Soracom quickly proved to be the right fit. Its multicarrier SIMs ensured reliable coverage even in remote or forested areas, while pricing aligned well with the county’s operational needs. More importantly, Soracom worked closely with the county team to troubleshoot equipment from multiple vendors and ensure devices were configured properly. This level of hands-on support was essential in moving the project from design to live deployment.

The Soracom User Console and API also became valuable tools for ongoing management. As Water Resources Specialist Nathaniel Kale notes, “The ability to see a detailed history of connections and the status of each SIM is extremely useful when trying to debug issues with modems and custom hardware. It would have taken twice as long to get most of our sites up without it.”

Future Plans: County-wide coverage

From its initial five pilot sites, Thurston County’s monitoring network has grown steadily. By mid-2019, the number of connected locations tripled, and the county began working toward coverage at more than 90 sites across the region. Each expansion step provided both staff and residents with greater visibility into water resources and environmental safety.

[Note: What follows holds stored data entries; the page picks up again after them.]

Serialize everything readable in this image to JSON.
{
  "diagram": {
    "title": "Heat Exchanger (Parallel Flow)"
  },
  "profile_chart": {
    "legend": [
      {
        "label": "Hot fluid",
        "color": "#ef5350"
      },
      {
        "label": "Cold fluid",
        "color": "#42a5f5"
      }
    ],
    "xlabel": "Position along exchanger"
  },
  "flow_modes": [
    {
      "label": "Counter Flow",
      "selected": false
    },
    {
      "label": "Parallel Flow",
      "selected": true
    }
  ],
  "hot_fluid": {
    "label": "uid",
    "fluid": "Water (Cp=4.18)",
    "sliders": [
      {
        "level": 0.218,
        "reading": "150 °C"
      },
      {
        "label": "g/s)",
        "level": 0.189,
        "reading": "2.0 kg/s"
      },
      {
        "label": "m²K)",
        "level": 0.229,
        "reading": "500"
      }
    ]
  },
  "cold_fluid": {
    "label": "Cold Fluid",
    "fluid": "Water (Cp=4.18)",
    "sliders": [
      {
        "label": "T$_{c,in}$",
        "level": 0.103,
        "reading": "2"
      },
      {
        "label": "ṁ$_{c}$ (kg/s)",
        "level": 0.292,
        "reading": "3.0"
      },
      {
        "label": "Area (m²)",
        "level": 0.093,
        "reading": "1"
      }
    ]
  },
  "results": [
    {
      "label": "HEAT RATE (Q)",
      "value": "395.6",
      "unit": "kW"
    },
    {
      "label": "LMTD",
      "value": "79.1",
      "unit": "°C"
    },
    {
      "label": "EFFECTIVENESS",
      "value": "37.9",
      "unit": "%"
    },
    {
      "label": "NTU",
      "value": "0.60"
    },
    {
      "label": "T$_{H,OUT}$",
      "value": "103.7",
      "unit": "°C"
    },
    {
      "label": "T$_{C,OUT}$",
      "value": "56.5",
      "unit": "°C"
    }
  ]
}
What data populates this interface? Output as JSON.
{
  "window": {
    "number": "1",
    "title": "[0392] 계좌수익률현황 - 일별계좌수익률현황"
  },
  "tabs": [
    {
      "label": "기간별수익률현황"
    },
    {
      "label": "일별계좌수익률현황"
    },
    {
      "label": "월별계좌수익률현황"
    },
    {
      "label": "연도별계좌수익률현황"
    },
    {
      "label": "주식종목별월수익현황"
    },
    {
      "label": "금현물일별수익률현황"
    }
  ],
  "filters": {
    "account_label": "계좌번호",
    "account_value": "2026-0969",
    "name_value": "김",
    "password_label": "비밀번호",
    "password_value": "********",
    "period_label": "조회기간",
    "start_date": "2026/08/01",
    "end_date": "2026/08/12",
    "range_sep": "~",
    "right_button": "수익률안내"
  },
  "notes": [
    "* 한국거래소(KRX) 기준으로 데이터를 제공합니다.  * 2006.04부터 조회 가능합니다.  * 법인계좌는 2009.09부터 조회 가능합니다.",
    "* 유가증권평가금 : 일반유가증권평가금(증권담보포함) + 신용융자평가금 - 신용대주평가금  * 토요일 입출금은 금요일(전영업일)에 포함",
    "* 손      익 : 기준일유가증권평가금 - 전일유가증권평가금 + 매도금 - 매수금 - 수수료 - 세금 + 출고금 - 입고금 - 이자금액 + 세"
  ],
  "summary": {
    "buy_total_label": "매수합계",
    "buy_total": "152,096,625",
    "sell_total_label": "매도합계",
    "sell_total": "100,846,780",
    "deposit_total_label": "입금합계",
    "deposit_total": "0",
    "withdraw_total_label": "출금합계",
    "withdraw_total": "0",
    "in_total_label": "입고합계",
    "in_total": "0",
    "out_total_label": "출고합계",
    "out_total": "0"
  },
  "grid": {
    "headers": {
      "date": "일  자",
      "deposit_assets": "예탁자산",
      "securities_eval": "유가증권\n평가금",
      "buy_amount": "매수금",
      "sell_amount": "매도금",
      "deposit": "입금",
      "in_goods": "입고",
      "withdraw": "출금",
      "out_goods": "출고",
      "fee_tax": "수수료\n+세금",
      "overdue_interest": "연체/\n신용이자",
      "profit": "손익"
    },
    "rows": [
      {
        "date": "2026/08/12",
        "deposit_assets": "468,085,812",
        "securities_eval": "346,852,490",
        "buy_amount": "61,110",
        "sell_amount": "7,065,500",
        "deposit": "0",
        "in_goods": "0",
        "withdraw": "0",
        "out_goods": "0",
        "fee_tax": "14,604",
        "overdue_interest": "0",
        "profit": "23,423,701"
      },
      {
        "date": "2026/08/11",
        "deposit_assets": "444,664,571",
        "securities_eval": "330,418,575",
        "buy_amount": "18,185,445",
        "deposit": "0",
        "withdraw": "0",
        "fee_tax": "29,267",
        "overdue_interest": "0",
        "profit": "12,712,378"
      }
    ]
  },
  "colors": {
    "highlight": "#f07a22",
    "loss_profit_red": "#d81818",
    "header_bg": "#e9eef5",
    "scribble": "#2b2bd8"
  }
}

Looking forward, the county sees the connected monitoring network as a foundation for long-term resilience. As extreme weather events grow more frequent and unpredictable, reliable data will be crucial to protecting residents, infrastructure, and ecosystems. Remote monitoring allows the county to anticipate risks, allocate resources more effectively, and reduce costs associated with manual inspection.

More broadly, Thurston County’s work demonstrates how smaller public sector teams can leverage IoT to make a significant impact. By adopting scalable, affordable cellular solutions, local governments can improve transparency, protect public safety, and deliver smarter services to the communities they serve.